Everyone starts talking about the New Year after the holidays.  What the new year might bring.  Last year was supposed to be the year of jubilee.  A lot of people did go back to court though.  I hope at some point I am one of them.  There appears to be a lot of talk about prison reform and attempts at prison reform that will hopefully make a difference.  It honestly does not take 20, 30 years to feel remorse and to realize the consequences of your actions and to change your brain.  Most crimes are drug-fueled, mental health issues, domestic violence (battered women) and being caught up in the wrong crowd and being there when someone else committed a crime.  I am not making excuses but if you knew the women here you would feel as I do that most of them have learned and just need to go home to their children and their loved ones.  Prison puts a hardship on everyone; the children, the loved ones in every way; financially, spiritually and emotionally. 
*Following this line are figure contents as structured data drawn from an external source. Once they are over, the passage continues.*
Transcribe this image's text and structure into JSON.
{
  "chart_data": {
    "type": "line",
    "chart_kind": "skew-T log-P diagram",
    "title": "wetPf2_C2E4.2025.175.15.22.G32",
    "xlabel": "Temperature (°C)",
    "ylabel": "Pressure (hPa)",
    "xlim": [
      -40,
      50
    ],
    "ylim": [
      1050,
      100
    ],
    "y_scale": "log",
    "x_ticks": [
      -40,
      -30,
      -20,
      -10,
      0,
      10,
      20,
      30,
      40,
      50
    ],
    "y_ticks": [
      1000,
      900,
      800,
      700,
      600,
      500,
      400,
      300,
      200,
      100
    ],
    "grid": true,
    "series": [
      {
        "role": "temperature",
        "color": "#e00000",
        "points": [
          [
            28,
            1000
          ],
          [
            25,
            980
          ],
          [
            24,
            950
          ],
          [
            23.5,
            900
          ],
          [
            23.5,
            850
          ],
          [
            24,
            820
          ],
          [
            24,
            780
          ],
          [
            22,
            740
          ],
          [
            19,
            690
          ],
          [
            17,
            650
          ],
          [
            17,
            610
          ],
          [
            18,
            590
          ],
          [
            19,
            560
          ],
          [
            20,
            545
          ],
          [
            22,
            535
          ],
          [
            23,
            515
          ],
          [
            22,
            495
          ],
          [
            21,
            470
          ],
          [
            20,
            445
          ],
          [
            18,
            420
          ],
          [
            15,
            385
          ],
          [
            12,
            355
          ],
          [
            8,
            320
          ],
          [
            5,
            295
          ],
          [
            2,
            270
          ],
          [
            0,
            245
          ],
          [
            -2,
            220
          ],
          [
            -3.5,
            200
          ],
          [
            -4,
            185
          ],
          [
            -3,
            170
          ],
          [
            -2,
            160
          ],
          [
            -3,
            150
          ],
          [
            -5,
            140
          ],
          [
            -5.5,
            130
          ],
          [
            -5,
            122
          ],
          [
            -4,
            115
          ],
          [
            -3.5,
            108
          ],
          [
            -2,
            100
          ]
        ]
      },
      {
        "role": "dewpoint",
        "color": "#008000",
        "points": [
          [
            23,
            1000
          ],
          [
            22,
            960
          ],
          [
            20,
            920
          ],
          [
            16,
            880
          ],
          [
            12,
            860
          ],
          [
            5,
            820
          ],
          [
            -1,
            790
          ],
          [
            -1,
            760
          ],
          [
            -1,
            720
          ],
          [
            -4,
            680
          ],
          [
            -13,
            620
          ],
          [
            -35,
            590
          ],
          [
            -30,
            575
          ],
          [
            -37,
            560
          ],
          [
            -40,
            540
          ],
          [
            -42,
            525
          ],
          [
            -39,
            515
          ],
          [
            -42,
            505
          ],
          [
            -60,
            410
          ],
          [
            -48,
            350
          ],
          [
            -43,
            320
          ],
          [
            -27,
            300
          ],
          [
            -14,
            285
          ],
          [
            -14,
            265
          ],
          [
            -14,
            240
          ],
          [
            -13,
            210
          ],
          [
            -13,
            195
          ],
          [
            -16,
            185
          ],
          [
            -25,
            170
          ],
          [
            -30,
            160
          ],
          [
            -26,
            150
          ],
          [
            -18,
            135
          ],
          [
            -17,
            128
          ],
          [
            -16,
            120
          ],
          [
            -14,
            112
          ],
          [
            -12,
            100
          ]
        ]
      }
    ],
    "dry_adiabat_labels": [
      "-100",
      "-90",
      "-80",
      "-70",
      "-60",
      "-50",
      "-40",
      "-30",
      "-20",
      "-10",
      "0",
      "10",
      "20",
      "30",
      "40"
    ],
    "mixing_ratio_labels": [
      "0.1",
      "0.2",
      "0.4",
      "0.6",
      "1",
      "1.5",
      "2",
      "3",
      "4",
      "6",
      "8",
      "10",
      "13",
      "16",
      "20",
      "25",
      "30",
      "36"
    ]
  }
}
As hard as my mom works on her mission to help inmates it is heartbreaking for her to have found how difficult it is to find people who care.  When it comes to helping children, people are eager-same with vets and so forth.  I totally get that.  I wish I could be out there helping also.  But when it comes to helping the mentally ill, drug addicts, alcoholics or prisoners, people are just not eager to help.  I can understand with us prisoners.  We broke a law, committed a crime and disregarded society, our family and ourselves.  Does that mean we don't deserve forgiveness, rehabilitation, compassion, love, support?  Most of the women here didn't have that in the first place.  Some of their childhoods and backgrounds are horrific.  I wish all of you could get to know some of the women here so you could see that we are not the worst thing we have ever done.  We are all so much more than that.